Le nombre de réseaux sociaux et de leurs adeptes ne cesse de croître depuis les dernières années. Selon la plus récente enquête NETendances du CEFRIO, la majorité des adultes québécois (67 %) ont un compte actif sur un ou plusieurs réseaux sociaux comme Facebook, LinkedIn, Twitter ou Snapchat. Plus de la moitié (55 %) des utilisateurs de médias sociaux disent non seulement consulter du contenu, mais aussi interagir avec d'autres utilisateurs. Si c’est également votre cas, vous devriez peut-être communiquer avec un agent ou un courtier en assurance de dommages pour vérifier si votre assurance en responsabilité civile est adéquate.

Rappelons que tout citoyen a l’obligation légale de ne pas nuire aux autres.

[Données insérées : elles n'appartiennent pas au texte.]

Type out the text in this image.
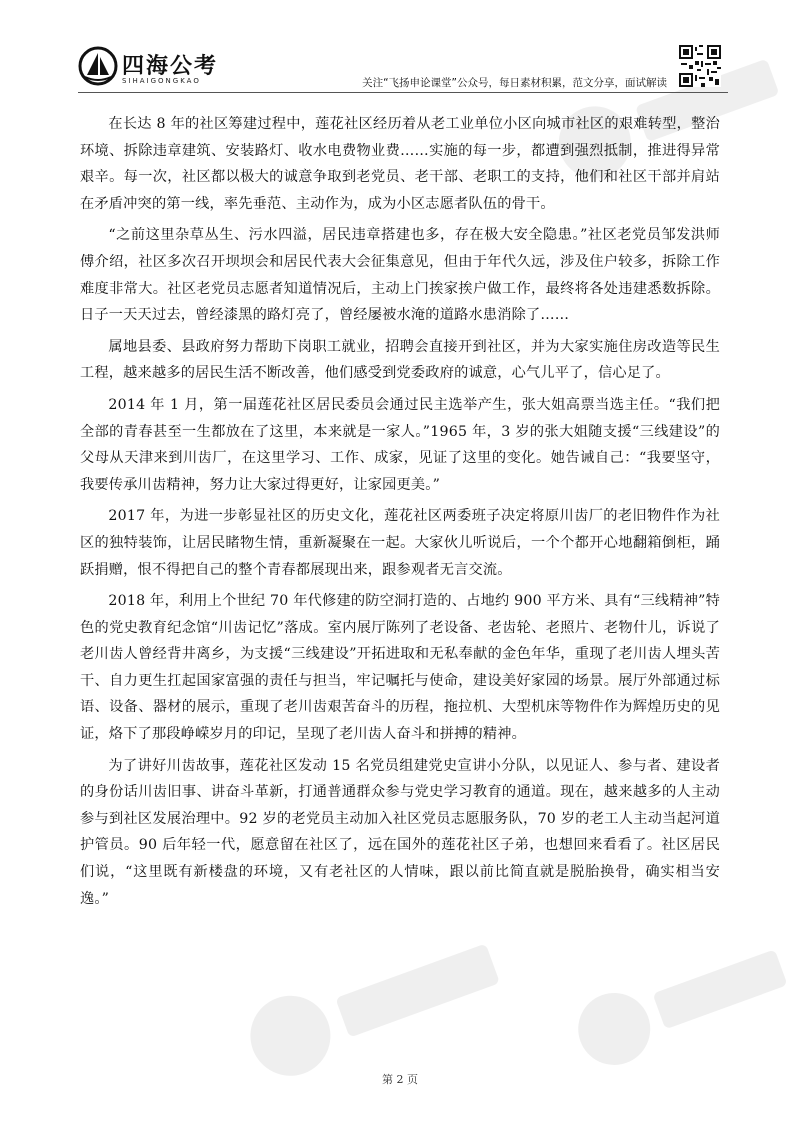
四海公考
SIHAIGONGKAO	关注“飞扬申论课堂”公众号，每日素材积累，范文分享，面试解读

在长达 8 年的社区筹建过程中，莲花社区经历着从老工业单位小区向城市社区的艰难转型，整治环境、拆除违章建筑、安装路灯、收水电费物业费……实施的每一步，都遭到强烈抵制，推进得异常艰辛。每一次，社区都以极大的诚意争取到老党员、老干部、老职工的支持，他们和社区干部并肩站在矛盾冲突的第一线，率先垂范、主动作为，成为小区志愿者队伍的骨干。

“之前这里杂草丛生、污水四溢，居民违章搭建也多，存在极大安全隐患。”社区老党员邹发洪师傅介绍，社区多次召开坝坝会和居民代表大会征集意见，但由于年代久远，涉及住户较多，拆除工作难度非常大。社区老党员志愿者知道情况后，主动上门挨家挨户做工作，最终将各处违建悉数拆除。日子一天天过去，曾经漆黑的路灯亮了，曾经屡被水淹的道路水患消除了……

属地县委、县政府努力帮助下岗职工就业，招聘会直接开到社区，并为大家实施住房改造等民生工程，越来越多的居民生活不断改善，他们感受到党委政府的诚意，心气儿平了，信心足了。

2014 年 1 月，第一届莲花社区居民委员会通过民主选举产生，张大姐高票当选主任。“我们把全部的青春甚至一生都放在了这里，本来就是一家人。”1965 年，3 岁的张大姐随支援“三线建设”的父母从天津来到川齿厂，在这里学习、工作、成家，见证了这里的变化。她告诫自己：“我要坚守，我要传承川齿精神，努力让大家过得更好，让家园更美。”

2017 年，为进一步彰显社区的历史文化，莲花社区两委班子决定将原川齿厂的老旧物件作为社区的独特装饰，让居民睹物生情，重新凝聚在一起。大家伙儿听说后，一个个都开心地翻箱倒柜，踊跃捐赠，恨不得把自己的整个青春都展现出来，跟参观者无言交流。

2018 年，利用上个世纪 70 年代修建的防空洞打造的、占地约 900 平方米、具有“三线精神”特色的党史教育纪念馆“川齿记忆”落成。室内展厅陈列了老设备、老齿轮、老照片、老物什儿，诉说了老川齿人曾经背井离乡，为支援“三线建设”开拓进取和无私奉献的金色年华，重现了老川齿人埋头苦干、自力更生扛起国家富强的责任与担当，牢记嘱托与使命，建设美好家园的场景。展厅外部通过标语、设备、器材的展示，重现了老川齿艰苦奋斗的历程，拖拉机、大型机床等物件作为辉煌历史的见证，烙下了那段峥嵘岁月的印记，呈现了老川齿人奋斗和拼搏的精神。

为了讲好川齿故事，莲花社区发动 15 名党员组建党史宣讲小分队，以见证人、参与者、建设者的身份话川齿旧事、讲奋斗革新，打通普通群众参与党史学习教育的通道。现在，越来越多的人主动参与到社区发展治理中。92 岁的老党员主动加入社区党员志愿服务队，70 岁的老工人主动当起河道护管员。90 后年轻一代，愿意留在社区了，远在国外的莲花社区子弟，也想回来看看了。社区居民们说，“这里既有新楼盘的环境，又有老社区的人情味，跟以前比简直就是脱胎换骨，确实相当安逸。”

第 2 页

Si, toutefois, par négligence ou par manque de prudence, vous causez des dommages corporels, matériels ou moraux à quelqu’un, votre assurance en responsabilité civile peut alors vous protéger. Cette protection est généralement incluse dans les contrats d’assurance habitation, à hauteur d’un million ou de deux millions, selon la protection choisie.

Tourner ses doigts sept fois avant d’écrire!

Votre grand-mère vous a peut-être déjà dit qu’il faut tourner sa langue sept fois avant de parler. Ce conseil mérite d’être modernisé pour les médias sociaux, car la ligne est parfois mince entre la liberté d’expression et la diffamation. Mieux vaut tourner ses doigts sept fois sur le clavier avant d’écrire et d’envoyer son message dans le cyberespace. Gazouiller allègrement sur Twitter ne vous donne pas le droit de tout dire à tort et à travers! Vous pourriez être tenu responsable des propos que vous avez diffusés, ou des menaces que votre ado a clavardées «à la blague». Or, les conséquences d’écrits ou de paroles à caractère diffamatoire, dépréciateurs ou violant le droit à la vie privée sont généralement exclues des contrats d’assurance responsabilité civile courants. Il faut donc se protéger contre de possibles poursuites judiciaires.

Ainsi, si votre enfant ou vous-même partagez vos opinions sur les réseaux sociaux, il peut être prudent d’en discuter avec un courtier ou un agent en assurance de dommages. Ce professionnel encadré par la Chambre de l’assurance de dommages pourra vous conseiller et éventuellement vous offrir une assurance responsabilité civile complémentaire pour pallier les conséquences d’une action judiciaire intentée contre vous ou une personne à votre charge.

Le coût relié à ce type de poursuite peut grimper très vite, entre les frais d’honoraires d’avocats et les indemnités à verser pour réparer le préjudice. Une assurance responsabilité supplémentaire peut vous permettre d’être protégé; vérifiez avec votre professionnel en assurance de dommages quel devrait être le montant de cette protection. De plus, si la poursuite vise une protection prévue au contrat, cette protection pourrait vous permettre d’accéder aux services d’un avocat, l’assureur ayant l’obligation de défendre son assuré.